ISLAM DAN POLITIK DI MALAYSIA; CATATAN AWAL
Hiruk pikuk politik di Malaysia tentu tidak sekuat di Indonesia. Hal ini tentu disebabkan oleh kenyataan bahwa di Malaysia tidak sebebas di Indonesia di dalam mengartikulasikan kebebasan dalam berpolitik. Di Indonesia, sebagai akibat kuatnya tekanan untuk mereformasi kebebasan dan keterbukaan, maka muncullah berbagai macam gerakan yang mengindikasikan semakin besarnya tuntutan untuk kebebasan dan keterbukaan tersebut. Pasca tumbangnya rezim otoriter, Orde Baru, maka keterbukaan dan kebebasan tersebut menjadi seakan-akan tanpa batas.
Berbagai tuntutan yang dilakukan oleh sebagian kecil masyarakat untuk menuntut akan perubahan, bahkan terkadang keluar dari batas kesopanan. Bisa dibayangkan bagaimana sebuah demonstrasi di Jakarta beberapa saat yang lalu, dengan membawa kerbau yang ditulis dengan kata yang merupakan akronim dari nama presiden. Hal yang tidak akan berlaku di negara lain, meskipun menklaim dirinya sebagai negara yang bebas dan demokratis.
Demonstrasi seperti ini tentu tidak akan terjadi di Malaysia yang juga mengklaim dirinya sebagai negara demokratis. Tentu saja hal ini disebabkan oleh kontrol yang sangat kuat dari pemerintah Malaysia tentang bagaimana demokrasi tersebut ditegakkan. Meskipun orang kuat Malaysia sudah tidak berkuasa lagi, Dr. Mahathir Muhammad, namun penggantinya masih menerapkan kebijakan pengetatan terhadap aktivitas politik di negeri Jiran itu.
Melalui securiti yang dijamin kekuasaannya oleh pemerintah, maka Malaysia tidak mentolelir terhadap tindakan-tindakan yang dianggap membahayakan negara.

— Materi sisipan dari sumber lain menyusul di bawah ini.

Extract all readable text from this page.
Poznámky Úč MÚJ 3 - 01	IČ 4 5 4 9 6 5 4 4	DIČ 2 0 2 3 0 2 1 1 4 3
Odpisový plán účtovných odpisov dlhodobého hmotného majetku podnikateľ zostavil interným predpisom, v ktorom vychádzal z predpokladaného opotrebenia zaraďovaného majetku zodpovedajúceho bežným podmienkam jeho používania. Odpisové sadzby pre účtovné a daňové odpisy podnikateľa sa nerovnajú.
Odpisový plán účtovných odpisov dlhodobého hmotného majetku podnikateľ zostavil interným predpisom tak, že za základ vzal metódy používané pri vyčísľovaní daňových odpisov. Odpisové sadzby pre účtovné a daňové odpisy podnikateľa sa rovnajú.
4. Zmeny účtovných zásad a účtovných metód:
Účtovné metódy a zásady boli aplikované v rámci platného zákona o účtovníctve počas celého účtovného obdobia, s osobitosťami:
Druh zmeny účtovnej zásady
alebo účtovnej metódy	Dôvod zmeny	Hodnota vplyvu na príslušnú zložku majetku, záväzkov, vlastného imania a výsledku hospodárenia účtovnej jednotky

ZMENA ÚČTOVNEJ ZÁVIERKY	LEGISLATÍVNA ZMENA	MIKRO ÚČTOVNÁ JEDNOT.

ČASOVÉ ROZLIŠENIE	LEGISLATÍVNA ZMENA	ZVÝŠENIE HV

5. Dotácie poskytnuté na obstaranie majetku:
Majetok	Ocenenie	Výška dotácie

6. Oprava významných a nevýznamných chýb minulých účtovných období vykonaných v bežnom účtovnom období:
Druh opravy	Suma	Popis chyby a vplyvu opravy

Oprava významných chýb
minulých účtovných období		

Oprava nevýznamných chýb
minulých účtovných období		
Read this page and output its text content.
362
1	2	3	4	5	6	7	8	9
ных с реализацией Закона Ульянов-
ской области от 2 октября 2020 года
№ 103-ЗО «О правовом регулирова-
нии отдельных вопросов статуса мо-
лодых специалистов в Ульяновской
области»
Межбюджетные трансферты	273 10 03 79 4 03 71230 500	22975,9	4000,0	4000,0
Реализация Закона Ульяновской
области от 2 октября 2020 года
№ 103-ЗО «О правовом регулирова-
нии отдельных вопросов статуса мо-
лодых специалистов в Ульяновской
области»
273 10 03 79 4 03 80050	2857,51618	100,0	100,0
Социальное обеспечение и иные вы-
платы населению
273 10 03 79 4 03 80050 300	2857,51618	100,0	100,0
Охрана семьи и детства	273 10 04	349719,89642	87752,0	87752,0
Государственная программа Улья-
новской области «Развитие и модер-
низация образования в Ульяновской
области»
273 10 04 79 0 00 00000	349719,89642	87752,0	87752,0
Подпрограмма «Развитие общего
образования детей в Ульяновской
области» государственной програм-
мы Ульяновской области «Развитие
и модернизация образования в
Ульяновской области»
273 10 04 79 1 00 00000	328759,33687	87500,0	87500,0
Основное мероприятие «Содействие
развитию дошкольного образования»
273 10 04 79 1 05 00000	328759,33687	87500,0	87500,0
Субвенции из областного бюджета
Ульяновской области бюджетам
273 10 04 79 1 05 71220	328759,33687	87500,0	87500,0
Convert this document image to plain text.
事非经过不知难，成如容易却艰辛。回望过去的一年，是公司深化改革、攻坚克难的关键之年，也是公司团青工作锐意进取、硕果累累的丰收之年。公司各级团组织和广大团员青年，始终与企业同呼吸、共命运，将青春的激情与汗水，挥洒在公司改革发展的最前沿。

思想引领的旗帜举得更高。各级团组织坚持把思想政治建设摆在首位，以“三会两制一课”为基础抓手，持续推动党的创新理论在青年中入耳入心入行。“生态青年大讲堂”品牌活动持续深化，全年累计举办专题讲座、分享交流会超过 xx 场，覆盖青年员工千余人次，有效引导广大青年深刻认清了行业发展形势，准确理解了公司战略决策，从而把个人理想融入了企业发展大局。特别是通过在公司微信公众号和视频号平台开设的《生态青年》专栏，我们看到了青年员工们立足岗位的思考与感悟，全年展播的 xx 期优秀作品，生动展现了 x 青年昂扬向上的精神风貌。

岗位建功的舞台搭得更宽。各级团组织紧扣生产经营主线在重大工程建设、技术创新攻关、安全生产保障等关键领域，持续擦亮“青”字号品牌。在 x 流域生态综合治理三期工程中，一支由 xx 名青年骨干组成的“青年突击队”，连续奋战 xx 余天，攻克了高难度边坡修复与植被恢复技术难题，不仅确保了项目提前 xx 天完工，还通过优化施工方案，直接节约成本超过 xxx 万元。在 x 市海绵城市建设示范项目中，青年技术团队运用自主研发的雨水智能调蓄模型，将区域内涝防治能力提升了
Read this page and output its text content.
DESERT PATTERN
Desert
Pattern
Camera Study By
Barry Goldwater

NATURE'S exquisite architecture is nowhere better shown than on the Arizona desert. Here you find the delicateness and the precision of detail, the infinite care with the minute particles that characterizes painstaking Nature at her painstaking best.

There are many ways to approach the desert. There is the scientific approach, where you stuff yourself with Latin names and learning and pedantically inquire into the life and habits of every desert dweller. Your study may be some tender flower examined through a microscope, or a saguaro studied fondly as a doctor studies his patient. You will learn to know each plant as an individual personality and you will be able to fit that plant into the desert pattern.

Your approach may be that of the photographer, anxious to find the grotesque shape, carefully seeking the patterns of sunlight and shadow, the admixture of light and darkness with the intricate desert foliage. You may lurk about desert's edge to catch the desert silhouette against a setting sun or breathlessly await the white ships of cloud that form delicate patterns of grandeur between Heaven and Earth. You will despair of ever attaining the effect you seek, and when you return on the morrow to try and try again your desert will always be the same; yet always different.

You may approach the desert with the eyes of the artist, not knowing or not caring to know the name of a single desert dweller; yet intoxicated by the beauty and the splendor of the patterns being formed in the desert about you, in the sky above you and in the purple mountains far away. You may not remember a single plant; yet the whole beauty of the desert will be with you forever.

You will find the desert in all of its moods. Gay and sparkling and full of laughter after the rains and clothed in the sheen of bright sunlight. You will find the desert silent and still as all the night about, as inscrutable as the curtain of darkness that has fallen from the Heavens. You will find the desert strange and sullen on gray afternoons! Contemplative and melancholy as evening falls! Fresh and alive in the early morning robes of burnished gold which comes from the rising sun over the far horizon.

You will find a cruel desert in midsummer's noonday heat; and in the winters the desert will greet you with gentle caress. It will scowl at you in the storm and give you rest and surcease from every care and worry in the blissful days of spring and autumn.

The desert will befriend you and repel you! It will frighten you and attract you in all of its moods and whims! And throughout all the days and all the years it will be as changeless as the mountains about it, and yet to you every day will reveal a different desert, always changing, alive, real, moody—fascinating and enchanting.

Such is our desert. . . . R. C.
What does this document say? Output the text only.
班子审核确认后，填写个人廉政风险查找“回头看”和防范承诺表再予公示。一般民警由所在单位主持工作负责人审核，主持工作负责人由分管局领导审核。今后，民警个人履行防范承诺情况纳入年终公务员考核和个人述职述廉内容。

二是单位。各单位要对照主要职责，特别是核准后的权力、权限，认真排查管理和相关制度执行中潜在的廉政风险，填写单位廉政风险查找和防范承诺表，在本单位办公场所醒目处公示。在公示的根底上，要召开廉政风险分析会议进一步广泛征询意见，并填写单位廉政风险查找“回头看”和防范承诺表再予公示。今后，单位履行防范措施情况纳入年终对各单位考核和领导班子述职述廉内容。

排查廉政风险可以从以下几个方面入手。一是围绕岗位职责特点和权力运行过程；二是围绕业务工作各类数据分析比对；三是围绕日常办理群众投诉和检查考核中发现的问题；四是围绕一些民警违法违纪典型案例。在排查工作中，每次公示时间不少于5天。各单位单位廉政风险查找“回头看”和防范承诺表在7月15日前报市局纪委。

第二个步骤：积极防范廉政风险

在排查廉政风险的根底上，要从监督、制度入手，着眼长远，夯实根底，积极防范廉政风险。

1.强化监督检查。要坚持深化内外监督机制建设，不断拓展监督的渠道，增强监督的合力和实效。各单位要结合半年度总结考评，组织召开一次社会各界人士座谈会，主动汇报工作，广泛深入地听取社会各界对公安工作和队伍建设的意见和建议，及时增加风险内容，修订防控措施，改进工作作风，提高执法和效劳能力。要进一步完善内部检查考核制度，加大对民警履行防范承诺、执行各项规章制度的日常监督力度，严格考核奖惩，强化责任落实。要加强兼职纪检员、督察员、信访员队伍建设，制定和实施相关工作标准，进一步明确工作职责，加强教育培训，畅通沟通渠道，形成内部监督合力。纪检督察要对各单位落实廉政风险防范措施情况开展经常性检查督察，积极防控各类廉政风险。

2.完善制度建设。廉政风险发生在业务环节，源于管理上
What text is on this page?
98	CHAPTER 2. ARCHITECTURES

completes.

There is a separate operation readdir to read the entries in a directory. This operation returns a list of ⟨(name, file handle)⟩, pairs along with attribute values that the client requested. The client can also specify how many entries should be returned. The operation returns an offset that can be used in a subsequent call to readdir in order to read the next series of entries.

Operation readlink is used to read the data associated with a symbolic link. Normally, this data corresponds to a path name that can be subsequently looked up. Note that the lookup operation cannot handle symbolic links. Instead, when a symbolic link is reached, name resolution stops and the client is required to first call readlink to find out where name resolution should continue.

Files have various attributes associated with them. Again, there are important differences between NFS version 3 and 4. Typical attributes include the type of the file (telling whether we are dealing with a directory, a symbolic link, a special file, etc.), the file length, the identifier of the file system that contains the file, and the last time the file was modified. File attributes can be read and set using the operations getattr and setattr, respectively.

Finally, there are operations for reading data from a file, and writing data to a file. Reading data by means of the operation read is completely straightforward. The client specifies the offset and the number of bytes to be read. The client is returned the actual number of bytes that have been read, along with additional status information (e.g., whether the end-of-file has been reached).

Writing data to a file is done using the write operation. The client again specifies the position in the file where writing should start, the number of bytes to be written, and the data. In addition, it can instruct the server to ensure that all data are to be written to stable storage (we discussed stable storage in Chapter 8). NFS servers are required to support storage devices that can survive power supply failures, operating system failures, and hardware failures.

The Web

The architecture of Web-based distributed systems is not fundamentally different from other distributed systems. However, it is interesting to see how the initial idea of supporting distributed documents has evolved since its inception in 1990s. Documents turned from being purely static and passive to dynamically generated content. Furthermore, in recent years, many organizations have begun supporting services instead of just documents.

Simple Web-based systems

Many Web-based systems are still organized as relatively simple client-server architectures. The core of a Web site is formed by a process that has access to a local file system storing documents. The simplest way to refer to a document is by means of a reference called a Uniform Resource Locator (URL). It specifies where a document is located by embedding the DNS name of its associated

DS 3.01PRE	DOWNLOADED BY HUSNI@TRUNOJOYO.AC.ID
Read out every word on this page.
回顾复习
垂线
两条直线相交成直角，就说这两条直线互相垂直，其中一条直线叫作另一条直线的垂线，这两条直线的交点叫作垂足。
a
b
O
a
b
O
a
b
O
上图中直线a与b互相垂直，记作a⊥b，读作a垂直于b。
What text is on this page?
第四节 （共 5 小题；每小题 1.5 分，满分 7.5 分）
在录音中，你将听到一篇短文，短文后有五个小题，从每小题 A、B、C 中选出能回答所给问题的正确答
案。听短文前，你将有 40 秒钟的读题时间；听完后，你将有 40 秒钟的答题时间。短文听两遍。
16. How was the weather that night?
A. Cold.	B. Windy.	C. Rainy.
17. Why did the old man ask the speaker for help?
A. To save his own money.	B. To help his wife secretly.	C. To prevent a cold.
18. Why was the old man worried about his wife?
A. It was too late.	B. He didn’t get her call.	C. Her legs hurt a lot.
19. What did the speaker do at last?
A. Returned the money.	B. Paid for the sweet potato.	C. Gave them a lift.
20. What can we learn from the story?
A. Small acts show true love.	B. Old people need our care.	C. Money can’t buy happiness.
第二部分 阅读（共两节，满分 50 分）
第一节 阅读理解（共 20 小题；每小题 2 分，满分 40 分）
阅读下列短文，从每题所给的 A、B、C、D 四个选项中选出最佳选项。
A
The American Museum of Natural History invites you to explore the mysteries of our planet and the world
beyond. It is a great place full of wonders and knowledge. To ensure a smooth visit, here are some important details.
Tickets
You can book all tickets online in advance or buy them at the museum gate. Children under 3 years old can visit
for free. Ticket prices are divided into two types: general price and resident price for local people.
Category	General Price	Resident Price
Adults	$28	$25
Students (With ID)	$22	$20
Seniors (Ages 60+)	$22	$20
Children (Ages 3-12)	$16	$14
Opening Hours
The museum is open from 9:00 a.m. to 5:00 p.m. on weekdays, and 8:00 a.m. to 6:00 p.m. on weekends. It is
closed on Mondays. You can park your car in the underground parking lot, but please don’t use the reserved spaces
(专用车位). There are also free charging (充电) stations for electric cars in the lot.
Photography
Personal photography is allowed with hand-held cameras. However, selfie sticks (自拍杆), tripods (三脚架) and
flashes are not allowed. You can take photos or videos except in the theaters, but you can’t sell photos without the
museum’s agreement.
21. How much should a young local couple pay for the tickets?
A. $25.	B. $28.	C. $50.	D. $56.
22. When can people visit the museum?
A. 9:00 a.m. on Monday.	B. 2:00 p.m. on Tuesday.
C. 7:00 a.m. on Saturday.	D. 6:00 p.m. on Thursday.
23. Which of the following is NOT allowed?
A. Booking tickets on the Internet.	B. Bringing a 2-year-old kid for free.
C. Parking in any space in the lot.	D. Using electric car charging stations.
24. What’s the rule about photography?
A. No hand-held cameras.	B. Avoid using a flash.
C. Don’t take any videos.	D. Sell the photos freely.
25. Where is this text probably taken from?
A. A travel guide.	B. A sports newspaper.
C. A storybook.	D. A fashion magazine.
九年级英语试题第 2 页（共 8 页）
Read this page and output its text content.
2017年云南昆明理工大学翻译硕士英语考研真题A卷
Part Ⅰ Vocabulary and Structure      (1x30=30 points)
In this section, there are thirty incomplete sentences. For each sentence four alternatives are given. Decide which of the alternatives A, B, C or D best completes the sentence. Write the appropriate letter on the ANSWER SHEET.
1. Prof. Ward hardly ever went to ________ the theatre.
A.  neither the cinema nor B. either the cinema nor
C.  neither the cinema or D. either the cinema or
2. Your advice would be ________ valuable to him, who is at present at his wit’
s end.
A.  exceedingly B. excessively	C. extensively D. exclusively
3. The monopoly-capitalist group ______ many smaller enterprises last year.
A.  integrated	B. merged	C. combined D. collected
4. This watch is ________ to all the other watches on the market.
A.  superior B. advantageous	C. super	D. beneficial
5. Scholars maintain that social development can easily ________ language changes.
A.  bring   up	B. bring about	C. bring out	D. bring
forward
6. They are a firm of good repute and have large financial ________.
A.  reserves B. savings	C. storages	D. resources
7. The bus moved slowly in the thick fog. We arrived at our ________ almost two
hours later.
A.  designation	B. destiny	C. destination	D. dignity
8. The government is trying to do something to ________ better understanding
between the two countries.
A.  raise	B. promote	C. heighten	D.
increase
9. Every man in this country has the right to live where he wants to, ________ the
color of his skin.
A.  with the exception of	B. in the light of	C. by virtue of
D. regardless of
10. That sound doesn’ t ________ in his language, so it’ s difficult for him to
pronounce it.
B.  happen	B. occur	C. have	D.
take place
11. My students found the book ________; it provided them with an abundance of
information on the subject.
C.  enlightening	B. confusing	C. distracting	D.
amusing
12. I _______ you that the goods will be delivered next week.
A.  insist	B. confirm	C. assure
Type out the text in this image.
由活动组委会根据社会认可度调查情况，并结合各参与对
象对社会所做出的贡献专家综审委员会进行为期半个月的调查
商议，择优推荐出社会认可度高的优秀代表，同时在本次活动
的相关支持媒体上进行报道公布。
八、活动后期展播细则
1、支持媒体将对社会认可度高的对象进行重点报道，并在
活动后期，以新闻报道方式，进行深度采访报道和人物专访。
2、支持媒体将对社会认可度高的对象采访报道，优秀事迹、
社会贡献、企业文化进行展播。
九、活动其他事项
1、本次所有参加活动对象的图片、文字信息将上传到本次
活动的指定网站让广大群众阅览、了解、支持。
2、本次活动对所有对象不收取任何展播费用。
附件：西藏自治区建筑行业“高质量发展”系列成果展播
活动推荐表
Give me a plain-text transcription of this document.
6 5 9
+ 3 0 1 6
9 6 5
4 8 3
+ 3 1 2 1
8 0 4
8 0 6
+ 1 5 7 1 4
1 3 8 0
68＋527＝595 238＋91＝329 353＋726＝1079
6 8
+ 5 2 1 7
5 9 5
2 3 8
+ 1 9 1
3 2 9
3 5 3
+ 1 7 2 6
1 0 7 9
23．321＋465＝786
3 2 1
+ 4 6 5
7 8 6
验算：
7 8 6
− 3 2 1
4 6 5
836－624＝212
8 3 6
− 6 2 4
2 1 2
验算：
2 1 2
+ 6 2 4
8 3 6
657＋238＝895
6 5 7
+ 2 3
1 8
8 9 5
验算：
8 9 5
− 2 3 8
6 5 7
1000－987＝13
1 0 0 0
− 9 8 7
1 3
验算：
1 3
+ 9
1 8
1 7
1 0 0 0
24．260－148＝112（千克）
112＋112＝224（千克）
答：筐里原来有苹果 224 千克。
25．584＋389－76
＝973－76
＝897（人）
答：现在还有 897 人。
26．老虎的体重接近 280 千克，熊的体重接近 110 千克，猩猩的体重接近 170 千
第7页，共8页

Kita tentu masih ingat ketika terjadi peristiwa yang menimpa terhadap mantan timbalan Perdana Menteri Malaysia, Anwar Ibrahim, maka dukungan terhadapnya juga dapat dieliminir sampai titik tertentu.
Di negeri Jiran ini, maka kekuatan oposisi dieliminasi sedemikian rupa, sehingga tidak bisa berkembang secara maksimal. UMNO sebagai partai pemerintah memiliki kekuatan yang sangat besar, powerfull dan gigantic. Partai ini masih sama kekuasaannya seperti Indonesia di era Orde Baru. Partai ini menjadi kekuatan yang bisa mengontrol terhadap kekuatan lawan politik sedemikian rupa. Kekuatan partai Islam, PAS, yang agak radikal, juga menggambarkan bahwa partai ini tidak memiliki basis kekuatan yang memadai.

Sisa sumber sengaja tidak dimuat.